Class Rank is a 2017 American romantic comedy film directed by Eric Stoltz and written by Benjamin August. The film stars Skyler Gisondo, Olivia Holt, Kristin Chenoweth, Kathleen Chalfant, Nick Krause, and Peter Maloney.

The film had its world premiere at the Newport Beach Film Festival on April 21, 2017. It had a limited release and went to video on demand on May 11, 2018, by Cinedigm.

==Plot==
Two high school outsiders join forces in an attempt to overtake the local school board. Guided by their families, they enter the perilous world of politics and in the process, learn a thing or two about love.

==Cast==
- Skyler Gisondo as Bernard Flannigan, a candidate for the Livingston School Board
- Olivia Holt as Veronica Krauss, Bernard's friend
- Kristin Chenoweth as Janet Krauss, Veronica's mother who works behind the scenes at Law & Order: Special Victims Unit
- Bruce Dern as Oswald Flannigan, Bernard's retired grandfather.
- Kathleen Chalfant as Barbara, the editor-in-chief of the local newspaper
- Nick Krause as the Bagger, a friend of Bernard's who works at the local supermarket
- Peter Maloney as Mr. Del Tufo, a member of the school board

==Production==
On November 20, 2015, it was announced that Eric Stoltz would direct the comedy film Class Rank, based on the script by Benjamin August. Producer would be SSS Entertainment's Shaun Sanghani and Single Cell Pictures' Sandy Stern.

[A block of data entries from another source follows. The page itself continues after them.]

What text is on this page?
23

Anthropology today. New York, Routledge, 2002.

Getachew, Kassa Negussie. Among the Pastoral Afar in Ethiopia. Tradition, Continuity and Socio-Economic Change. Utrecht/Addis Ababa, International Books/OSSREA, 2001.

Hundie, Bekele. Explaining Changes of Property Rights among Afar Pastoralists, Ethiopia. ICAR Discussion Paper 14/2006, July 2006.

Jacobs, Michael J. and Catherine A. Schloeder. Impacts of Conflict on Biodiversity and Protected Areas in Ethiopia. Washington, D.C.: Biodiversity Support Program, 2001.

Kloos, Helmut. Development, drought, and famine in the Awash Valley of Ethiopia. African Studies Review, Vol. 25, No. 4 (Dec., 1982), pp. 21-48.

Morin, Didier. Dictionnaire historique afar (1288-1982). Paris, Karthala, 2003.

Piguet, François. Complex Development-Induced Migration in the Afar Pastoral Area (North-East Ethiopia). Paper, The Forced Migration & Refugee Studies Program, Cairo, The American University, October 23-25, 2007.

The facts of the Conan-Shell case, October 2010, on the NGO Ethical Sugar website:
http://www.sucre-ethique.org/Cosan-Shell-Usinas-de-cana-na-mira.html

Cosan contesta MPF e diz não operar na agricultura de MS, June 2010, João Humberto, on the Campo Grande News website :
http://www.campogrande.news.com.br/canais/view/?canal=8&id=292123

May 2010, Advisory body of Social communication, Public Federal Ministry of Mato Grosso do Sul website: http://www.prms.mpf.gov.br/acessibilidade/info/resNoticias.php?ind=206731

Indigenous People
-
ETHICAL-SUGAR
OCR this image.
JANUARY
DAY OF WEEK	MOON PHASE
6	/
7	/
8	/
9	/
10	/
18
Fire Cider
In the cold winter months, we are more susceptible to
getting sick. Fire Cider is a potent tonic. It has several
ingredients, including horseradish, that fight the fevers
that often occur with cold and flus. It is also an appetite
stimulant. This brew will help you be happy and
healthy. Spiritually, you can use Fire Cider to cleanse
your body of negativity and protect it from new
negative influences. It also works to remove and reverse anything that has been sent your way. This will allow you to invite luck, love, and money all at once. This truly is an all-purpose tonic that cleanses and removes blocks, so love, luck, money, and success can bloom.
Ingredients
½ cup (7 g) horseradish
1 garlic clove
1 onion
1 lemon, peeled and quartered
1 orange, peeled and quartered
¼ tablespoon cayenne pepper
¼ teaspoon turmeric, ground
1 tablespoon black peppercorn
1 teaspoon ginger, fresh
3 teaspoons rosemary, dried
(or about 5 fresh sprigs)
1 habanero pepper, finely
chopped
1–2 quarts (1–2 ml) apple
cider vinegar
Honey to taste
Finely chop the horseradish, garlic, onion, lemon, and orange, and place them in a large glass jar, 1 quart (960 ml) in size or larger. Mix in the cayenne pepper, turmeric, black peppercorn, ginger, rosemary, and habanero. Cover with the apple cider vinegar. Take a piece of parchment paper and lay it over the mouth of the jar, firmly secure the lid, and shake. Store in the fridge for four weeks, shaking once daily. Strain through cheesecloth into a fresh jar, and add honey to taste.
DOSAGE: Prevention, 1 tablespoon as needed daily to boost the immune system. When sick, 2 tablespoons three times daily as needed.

Principal photography on the film began on November 30, 2015, in Alexandria, Louisiana.

==Release==
The film had its world premiere at the Newport Beach Film Festival on April 21, 2017. Shortly after, Cinedigm acquired distribution rights to the film, and set it for a May 11, 2018, release.

==Reception==
On review aggregator website Rotten Tomatoes, the film holds an approval rating of 86%, based on 14 reviews, and an average rating of 6.32/10.